Now the World War II warship appears in brightly coloured 3D, vertical slice by vertical slice, on the screen of Mark James, a geophysicist from Historic England. James has joined a group of archaeologists taking stock of the traces of the battle still lurking under the waves.
A British government agency, Historic England has joined the search for wrecks dating to the Dunkirk evacuation run by France’s DRASSM, which is in charge of underwater archaeology. Firing sound waves down to the seabed, a multibeam sonar “allows us to create a really nice 3D model of the seabed and any wrecks and debris,” he said.
“It’s quite an emotional feeling seeing somebody’s wreck come up on the screen,” he added. “You kind of realise the human sacrifice that was made.” Although a large ship, the “Keith” is set to “disappear bit by bit”, said Cecile Sauvage, an archaeologist with DRASSM who is one of those leading the search launched on Sept 25. Surveying the wrecks now will allow both countries to “preserve the memory of these ships and the human history behind these wrecks”, she added.
Brought to the big screen in an acclaimed 2017 film by Christopher Nolan, Operation Dynamo ran from May 26 to June 4, 1940. Encircled in northern France by Nazi German forces, the Allies threw everything into a mass evacuation.

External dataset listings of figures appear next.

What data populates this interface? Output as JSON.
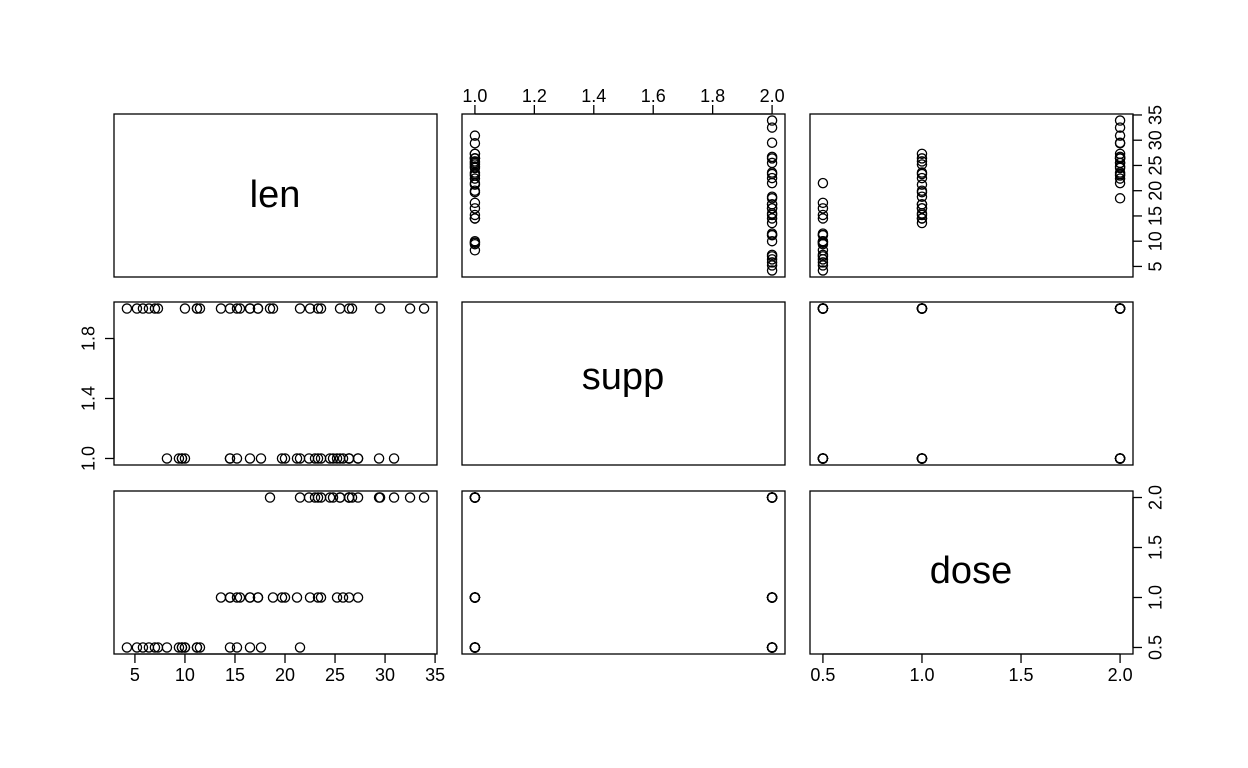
{
  "chart_data": {
    "type": "scatter",
    "layout": "pairs-matrix",
    "variables": [
      "len",
      "supp",
      "dose"
    ],
    "axis_ticks": {
      "len": [
        "5",
        "10",
        "15",
        "20",
        "25",
        "30",
        "35"
      ],
      "supp": [
        "1.0",
        "1.2",
        "1.4",
        "1.6",
        "1.8",
        "2.0"
      ],
      "supp_left": [
        "1.0",
        "1.4",
        "1.8"
      ],
      "dose": [
        "0.5",
        "1.0",
        "1.5",
        "2.0"
      ]
    },
    "ranges": {
      "len": [
        4.2,
        33.9
      ],
      "supp": [
        1,
        2
      ],
      "dose": [
        0.5,
        2
      ]
    },
    "observations": {
      "len": [
        4.2,
        11.5,
        7.3,
        5.8,
        6.4,
        10,
        11.2,
        11.2,
        5.2,
        7,
        16.5,
        16.5,
        15.2,
        17.3,
        22.5,
        17.3,
        13.6,
        14.5,
        18.8,
        15.5,
        23.6,
        18.5,
        33.9,
        25.5,
        26.4,
        32.5,
        26.7,
        21.5,
        23.3,
        29.5,
        15.2,
        21.5,
        17.6,
        9.7,
        14.5,
        10,
        8.2,
        9.4,
        16.5,
        9.7,
        19.7,
        23.3,
        23.6,
        26.4,
        20,
        25.2,
        25.8,
        21.2,
        14.5,
        27.3,
        25.5,
        26.4,
        22.4,
        24.5,
        24.8,
        30.9,
        26.4,
        27.3,
        29.4,
        23
      ],
      "supp": [
        2,
        2,
        2,
        2,
        2,
        2,
        2,
        2,
        2,
        2,
        2,
        2,
        2,
        2,
        2,
        2,
        2,
        2,
        2,
        2,
        2,
        2,
        2,
        2,
        2,
        2,
        2,
        2,
        2,
        2,
        1,
        1,
        1,
        1,
        1,
        1,
        1,
        1,
        1,
        1,
        1,
        1,
        1,
        1,
        1,
        1,
        1,
        1,
        1,
        1,
        1,
        1,
        1,
        1,
        1,
        1,
        1,
        1,
        1,
        1
      ],
      "dose": [
        0.5,
        0.5,
        0.5,
        0.5,
        0.5,
        0.5,
        0.5,
        0.5,
        0.5,
        0.5,
        1,
        1,
        1,
        1,
        1,
        1,
        1,
        1,
        1,
        1,
        2,
        2,
        2,
        2,
        2,
        2,
        2,
        2,
        2,
        2,
        0.5,
        0.5,
        0.5,
        0.5,
        0.5,
        0.5,
        0.5,
        0.5,
        0.5,
        0.5,
        1,
        1,
        1,
        1,
        1,
        1,
        1,
        1,
        1,
        1,
        2,
        2,
        2,
        2,
        2,
        2,
        2,
        2,
        2,
        2
      ]
    },
    "grid": false,
    "legend": "none"
  }
}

Over those nine days, 338,220 soldiers — mostly British, but also 123,000 French and 16,800 Belgians — were evacuated on all kinds of vessels, cramming into military ships, fishing trawlers, ferries and tugboats. The shortest route from Dunkirk to safe harbour across the English Channel in Dover is 60 kilometres. But that path was within range of German guns already in place at Calais.